What about using an in-memory SQLite database via the sqlite3 standard library module, using the special value :memory: for the connection? If you don't want to write your on SQL statements, you can always use an ORM, like SQLAlchemy, to access an in-memory SQLite database.

EDIT: I noticed you stated that the values may be Python objects, and also that you require avoiding serialization. Requiring arbitrary Python objects be stored in a database also necessitates serialization.

Can I propose a practical solution if you must keep those two requirements? Why not just use Python dictionaries as indices into your collection of Python dictionaries? It sounds like you will have idiosyncratic needs for building each of your indices; figure out what values you're going to query on, then write a function to generate and index for each. The possible values for one key in your list of dicts will be the keys for an index; the values of the index will be a list of dictionaries.
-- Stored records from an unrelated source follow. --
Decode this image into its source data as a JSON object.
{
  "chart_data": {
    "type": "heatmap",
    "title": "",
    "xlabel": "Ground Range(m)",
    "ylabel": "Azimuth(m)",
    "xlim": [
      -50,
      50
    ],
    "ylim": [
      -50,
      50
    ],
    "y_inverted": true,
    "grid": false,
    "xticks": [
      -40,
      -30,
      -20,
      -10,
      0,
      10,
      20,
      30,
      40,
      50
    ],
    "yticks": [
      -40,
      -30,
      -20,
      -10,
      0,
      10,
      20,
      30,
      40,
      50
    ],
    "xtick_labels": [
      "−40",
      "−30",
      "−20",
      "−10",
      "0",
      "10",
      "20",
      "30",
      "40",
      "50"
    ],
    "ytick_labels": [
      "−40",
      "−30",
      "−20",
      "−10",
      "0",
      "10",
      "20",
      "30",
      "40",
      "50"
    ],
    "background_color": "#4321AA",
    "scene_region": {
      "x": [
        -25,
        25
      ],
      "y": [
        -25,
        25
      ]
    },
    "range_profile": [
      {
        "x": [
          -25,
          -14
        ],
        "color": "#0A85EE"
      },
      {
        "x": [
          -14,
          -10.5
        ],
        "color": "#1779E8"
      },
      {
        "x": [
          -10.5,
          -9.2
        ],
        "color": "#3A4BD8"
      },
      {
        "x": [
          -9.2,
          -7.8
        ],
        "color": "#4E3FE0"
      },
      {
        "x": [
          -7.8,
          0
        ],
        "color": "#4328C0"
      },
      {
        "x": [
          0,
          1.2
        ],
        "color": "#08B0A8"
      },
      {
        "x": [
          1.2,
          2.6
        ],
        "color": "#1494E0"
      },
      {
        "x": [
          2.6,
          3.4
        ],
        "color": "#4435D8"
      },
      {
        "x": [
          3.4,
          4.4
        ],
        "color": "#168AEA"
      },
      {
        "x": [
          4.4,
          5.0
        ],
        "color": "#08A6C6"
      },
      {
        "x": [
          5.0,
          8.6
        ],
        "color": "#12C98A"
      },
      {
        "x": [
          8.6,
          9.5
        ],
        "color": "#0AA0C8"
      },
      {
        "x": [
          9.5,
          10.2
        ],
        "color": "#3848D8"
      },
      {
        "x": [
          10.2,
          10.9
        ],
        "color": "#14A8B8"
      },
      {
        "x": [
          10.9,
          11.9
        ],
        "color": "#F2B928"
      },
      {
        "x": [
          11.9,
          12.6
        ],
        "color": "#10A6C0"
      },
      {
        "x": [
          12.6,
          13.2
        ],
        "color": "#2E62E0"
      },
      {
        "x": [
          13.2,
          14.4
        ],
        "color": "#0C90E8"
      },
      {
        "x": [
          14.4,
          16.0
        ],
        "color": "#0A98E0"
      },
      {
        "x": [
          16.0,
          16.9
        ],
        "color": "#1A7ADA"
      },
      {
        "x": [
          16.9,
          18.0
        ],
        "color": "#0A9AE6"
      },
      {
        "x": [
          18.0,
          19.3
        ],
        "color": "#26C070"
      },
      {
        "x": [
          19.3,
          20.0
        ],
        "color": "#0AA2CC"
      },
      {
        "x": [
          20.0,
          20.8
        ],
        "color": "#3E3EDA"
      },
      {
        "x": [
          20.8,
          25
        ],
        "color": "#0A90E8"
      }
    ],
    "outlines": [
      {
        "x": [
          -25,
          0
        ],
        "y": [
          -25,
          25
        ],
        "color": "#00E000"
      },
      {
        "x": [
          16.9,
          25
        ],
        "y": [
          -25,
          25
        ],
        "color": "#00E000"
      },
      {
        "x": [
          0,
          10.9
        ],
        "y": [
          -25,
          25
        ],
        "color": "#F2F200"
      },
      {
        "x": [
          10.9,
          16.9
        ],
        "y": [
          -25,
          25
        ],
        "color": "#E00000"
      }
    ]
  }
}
Query the index by giving the value you're looking for as the key.

import collections
import itertools

def make_indices(dicts):
    color_index = collections.defaultdict(list)
    age_index = collections.defaultdict(list)
    for d in dicts:
        if 'favorite_color' in d:
            color_index[d['favorite_color']].append(d)
        if 'age' in d:
            age_index[d['age']].append(d)
    return color_index, age_index


def make_data_dicts():
    ...


data_dicts = make_data_dicts()
color_index, age_index = make_indices(data_dicts)
# Query for those with a favorite color is simply values
with_color_dicts = list(
        itertools.chain.from_iterable(color_index.values()))
# Query for people over 16
over_16 = list(
        itertools.chain.from_iterable(
            v for k, v in age_index.items() if age > 16)
)